“La sparizione dell’agenda rossa, se sparizione c’è stata, non fu di interesse di Cosa Nostra ma da collegare a interessi estranei”. Si è concentrato sui “misteri” riguardanti l’agenda rossa e la borsa del giudice Paolo Borsellino il pm Stefano Luciani che ha ripreso nel pomeriggio la requisitoria del processo sul ‘depistaggio’ delle indagini sulla strage di via D’Amelio che si celebra a Caltanissetta e che vede imputati, dinanzi al tribunale collegiale presieduto da Francesco D’Arrigo, i tre poliziotti Mario Bo, Fabrizio Mattei e Michele Ribaudo.
“La borsa di colore scuro di Paolo Borsellino giace per mesi sul divano di Arnaldo La Barbera. Fino alla data del 5 novembre del 1992 non è mai acquisita perché manca un verbale di sequestro”. Il riferimento di Luciani è ad Arnaldo La Barbera, il funzionario di polizia a capo del gruppo della Squadra Mobile “Falcone-Borsellino, istituito per fare luce sulle stragi di Capaci e via D’Amelio. “Una evidenza importante però – continua Luciani – arriva dalla deposizione resa in questo processo, e nel Borsellino Quater, dalla dottoressa Lucia Borsellino. Dice in sintesi che alcuni mesi dopo la strage La Barbera si recò dalla signora Angese Piraino per consegnarle la borsa del marito. Fu Lucia Borsellino ad accorgersi che mancava l’agenda rossa e a chiedere spiegazioni al dottore Arnaldo La Barbera, il quale chiuse il discorso dicendo che non c’era nessuna agenda rossa da restituire”.
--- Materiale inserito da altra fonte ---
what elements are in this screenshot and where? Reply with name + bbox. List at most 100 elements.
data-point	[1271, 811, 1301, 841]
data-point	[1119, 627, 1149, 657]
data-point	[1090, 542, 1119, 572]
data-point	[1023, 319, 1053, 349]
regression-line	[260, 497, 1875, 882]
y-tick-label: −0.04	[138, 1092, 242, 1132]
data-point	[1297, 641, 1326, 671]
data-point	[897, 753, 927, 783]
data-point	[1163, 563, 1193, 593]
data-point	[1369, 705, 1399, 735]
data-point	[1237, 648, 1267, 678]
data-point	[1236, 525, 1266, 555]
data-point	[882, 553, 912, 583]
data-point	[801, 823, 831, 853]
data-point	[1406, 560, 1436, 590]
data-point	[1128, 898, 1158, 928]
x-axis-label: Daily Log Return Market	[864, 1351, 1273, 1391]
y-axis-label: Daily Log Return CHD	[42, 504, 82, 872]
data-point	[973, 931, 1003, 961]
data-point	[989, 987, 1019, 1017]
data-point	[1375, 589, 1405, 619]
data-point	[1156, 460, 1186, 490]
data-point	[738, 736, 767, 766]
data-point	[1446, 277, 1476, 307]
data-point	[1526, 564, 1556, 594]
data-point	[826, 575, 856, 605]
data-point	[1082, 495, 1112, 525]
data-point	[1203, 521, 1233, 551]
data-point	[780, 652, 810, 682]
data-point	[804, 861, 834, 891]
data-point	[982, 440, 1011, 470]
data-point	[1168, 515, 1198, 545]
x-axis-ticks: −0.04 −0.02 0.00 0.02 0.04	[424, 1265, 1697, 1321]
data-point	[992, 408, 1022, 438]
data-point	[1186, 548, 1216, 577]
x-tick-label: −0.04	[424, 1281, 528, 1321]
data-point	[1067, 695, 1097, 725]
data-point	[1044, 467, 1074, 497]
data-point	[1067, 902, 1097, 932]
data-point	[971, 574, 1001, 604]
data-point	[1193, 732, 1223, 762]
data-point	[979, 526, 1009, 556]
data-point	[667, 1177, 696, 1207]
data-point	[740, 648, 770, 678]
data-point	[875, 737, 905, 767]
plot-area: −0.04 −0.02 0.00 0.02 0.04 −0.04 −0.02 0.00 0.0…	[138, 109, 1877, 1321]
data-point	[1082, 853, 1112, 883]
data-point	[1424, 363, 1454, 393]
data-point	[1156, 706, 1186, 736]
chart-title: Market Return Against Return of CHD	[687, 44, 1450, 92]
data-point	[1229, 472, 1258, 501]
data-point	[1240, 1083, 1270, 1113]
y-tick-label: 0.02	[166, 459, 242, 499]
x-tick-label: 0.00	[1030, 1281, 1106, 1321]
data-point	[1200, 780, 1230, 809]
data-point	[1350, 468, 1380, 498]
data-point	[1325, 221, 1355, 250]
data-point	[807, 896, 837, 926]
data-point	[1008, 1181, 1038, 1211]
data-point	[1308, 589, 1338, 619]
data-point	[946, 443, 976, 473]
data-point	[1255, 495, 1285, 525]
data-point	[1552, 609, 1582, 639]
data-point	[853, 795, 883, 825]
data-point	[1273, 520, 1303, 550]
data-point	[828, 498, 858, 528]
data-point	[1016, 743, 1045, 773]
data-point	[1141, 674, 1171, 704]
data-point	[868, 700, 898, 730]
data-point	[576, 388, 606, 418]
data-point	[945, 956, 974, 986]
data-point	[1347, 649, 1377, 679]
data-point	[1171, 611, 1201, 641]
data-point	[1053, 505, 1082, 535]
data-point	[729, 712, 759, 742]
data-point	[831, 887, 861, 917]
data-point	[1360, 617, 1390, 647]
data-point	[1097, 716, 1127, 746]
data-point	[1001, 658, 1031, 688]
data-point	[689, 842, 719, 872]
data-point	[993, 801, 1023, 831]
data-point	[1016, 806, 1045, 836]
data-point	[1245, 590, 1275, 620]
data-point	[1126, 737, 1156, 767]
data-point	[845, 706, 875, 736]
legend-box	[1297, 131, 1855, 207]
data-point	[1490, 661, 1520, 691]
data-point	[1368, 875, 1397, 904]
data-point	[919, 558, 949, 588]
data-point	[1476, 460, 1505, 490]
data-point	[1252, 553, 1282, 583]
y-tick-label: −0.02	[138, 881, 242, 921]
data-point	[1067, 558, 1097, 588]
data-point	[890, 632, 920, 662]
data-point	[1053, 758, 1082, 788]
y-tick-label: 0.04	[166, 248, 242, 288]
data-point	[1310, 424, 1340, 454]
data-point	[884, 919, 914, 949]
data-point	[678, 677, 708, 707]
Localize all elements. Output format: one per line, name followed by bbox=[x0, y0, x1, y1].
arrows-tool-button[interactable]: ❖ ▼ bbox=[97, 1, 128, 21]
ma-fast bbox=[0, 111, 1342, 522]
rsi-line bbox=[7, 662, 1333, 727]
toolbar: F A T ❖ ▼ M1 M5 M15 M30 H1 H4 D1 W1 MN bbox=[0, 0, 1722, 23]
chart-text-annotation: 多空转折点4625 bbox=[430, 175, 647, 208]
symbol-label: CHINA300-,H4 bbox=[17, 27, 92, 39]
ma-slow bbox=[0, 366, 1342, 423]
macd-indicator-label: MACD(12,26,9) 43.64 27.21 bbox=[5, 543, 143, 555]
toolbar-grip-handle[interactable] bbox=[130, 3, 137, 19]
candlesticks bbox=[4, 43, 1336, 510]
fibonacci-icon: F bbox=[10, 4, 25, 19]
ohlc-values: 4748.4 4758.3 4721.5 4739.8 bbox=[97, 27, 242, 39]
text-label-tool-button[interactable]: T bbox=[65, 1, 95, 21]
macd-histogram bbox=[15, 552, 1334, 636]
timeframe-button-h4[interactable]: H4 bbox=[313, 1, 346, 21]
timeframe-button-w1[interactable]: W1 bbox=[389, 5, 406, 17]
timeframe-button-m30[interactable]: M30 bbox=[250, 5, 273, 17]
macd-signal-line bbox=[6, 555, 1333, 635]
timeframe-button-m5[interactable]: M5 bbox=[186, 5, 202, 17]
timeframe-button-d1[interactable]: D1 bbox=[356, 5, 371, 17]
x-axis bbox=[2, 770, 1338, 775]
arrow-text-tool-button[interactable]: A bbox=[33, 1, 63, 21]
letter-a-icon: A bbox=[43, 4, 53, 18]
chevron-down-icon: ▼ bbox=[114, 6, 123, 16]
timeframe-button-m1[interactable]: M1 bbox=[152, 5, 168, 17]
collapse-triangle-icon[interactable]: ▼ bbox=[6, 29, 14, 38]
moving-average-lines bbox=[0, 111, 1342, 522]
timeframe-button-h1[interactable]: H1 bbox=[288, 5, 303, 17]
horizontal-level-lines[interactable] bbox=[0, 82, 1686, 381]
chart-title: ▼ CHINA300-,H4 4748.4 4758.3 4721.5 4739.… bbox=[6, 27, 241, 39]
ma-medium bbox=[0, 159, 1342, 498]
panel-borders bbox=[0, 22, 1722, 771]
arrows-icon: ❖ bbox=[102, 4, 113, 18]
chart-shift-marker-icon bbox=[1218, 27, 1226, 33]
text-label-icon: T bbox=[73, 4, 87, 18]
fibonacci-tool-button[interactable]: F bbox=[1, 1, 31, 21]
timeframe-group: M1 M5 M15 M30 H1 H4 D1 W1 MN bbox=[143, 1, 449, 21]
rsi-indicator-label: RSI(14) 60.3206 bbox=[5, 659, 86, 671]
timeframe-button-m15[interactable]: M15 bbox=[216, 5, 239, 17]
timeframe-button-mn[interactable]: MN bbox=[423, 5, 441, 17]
“A quel punto infastidita da questo atteggiamento – continua il pm – si allontanò dalla stanza sbattendo la porta e La Barbera disse alla signora Piraino che la ragazza aveva bisogno di supporto psicologico perché delirava. Arnaldo La Barbera che era colui che depistò le indagini con dichiarazioni di falsi collaboratori fu anche colui che negò dell’esistenza dell’agenda rossa di cui gli venne chiesto conto nell’immediatezza dei fatti”. Il pm si è poi soffermato sulle rivelazioni fatte alla moglie Agnese durante l’ultimo “frenetico periodo di vita”. “La signora Agnese – dice Luciani – ricordò che suo marito le disse testualmente che c’era un colloquio tra la mafia e parti infedeli dello Stato e che c’era contiguità tra mafia e pezzi dello Stato interessati alla sua eliminazione. Borsellino, sempre secondo quanto ha raccontato la moglie, in quel periodo chiudeva sempre le serrande di casa temendo di essere visto da Castel Utveggio che in quel momento era il simbolo della presenza di apparati deviati dello Stato. E ancora la signora Agnese dichiarò che durante una passeggiata Paolo Borsellino le disse che non sarebbe stata la mafia ad ucciderlo ma gli stessi colleghi e altri che avrebbero permesso che si potesse addivenire alla sua eliminazione”.